Objective: Configure policy settings to allow port access by authenticated users only.

  1. As described earlier, turn on all ports for authenticated users and turn them off for unauthenticated users.

    Screenshot that shows ports turned off for unauthenticated devices.

  2. Apply the configuration package to your target device and connect the dock.

  3. Open Surface App and select Surface Dock to view the resultant policy state of your Surface Dock. If the policy settings are applied, Surface App (shown here for Surface Thunderbolt 4 Dock and Surface Dock 2) indicates that ports are available.

    Screenshot that shows surface app shows all ports are available for authenticated users on Surface Dock 2.

    Screenshot that shows surface app shows all ports are available for authenticated users on Surface Thunderbolt 4 Dock.

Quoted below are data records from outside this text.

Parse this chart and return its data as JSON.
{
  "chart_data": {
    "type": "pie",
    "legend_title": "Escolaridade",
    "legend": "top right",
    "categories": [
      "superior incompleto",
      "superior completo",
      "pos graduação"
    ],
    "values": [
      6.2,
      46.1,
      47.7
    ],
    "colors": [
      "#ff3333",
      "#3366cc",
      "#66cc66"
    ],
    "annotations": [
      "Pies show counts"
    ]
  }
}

  4. Now, you need to verify that the policy settings have successfully turned off all ports for unauthenticated users. Connect Surface Dock 2 or Surface Thunderbolt 4 Dock to an unmanaged device, for example, any Surface device outside the scope of management for the configuration package you created.

  5. Open Surface App and select Surface Dock. The resultant policy state (shown here for Surface Thunderbolt 4 Dock and Surface Dock 2) indicates that ports are turned off.

    Screenshot that shows surface app showing ports turned off for unauthenticated users on Surface Thunderbolt 4 Dock.

    Screenshot that shows surface app showing ports turned off for unauthenticated users on Surface Dock 2.


If you want to keep ownership of the device but allow all users full access, you can make a new package with everything turned on. If you wish to completely remove the restrictions and ownership of the device (make it unmanaged), select Reset in Surface UEFI Configurator to create a package to apply to target devices.

Congratulations. You have successfully managed Surface Dock ports on targeted host devices.

Appendix: Root and host certificate requirements

Before creating the configuration package, you need to prepare public key certificates that authenticate ownership of Surface Dock 2 or Surface Thunderbolt 4 Dock and facilitate any subsequent changes in ownership during the device lifecycle. The host and provisioning certificates require entering EKU IDs, otherwise known as Client Authentication Enhanced Key Usage (EKU) object identifiers (OIDs).

The required EKU values are listed in Table 1 and Table 2.


Keep certificates in a safe location and ensure they're properly backed up. Without them it's impossible to reset Surface UEFI, change managed Surface UEFI settings, or remove SEMM from an enrolled Surface device.

Table 1. Root and Dock Certificate requirements

Certificate Algorithm Description Expiration EKU OID
Root Certificate Authority ECDSA_P384 - Root certificate with 384-bit prime Elliptic Curve Digital Signature Algorithm (ECDSA)
- Secure Hash Algorithm (SHA) 256 Key Usage:
30 years N/A
Dock Certificate Authority ECC P256 curve - Host certificate with 256-bit Elliptic Curve Cryptography (ECC)
- SHA 256 Key Usage:
- Path Length Constraint = 0
20 years


The dock CA must be exported as a .p7b file.

Provisioning Administration Certificate requirements

Each host device must have the doc CA and two certificates, as shown in Table 2.

Table 2. Provisioning administration certificate requirements

Certificate Algorithm Description EKU OID
Host authentication certificate ECC P256
SHA 256
Proves the identity of the host device.
Provisioning administration certificate ECC P256
Enables you to change dock ownership or policy settings by allowing you to replace the current CA installed on the dock.


The host authentication and provisioning certificates must be exported as .pfx files.

For more information, see Certificate Services Architecture documentation and review the appropriate chapters in Windows Server 2019 Inside Out, or Windows Server 2008 PKI and Certificate Security available from Microsoft Press.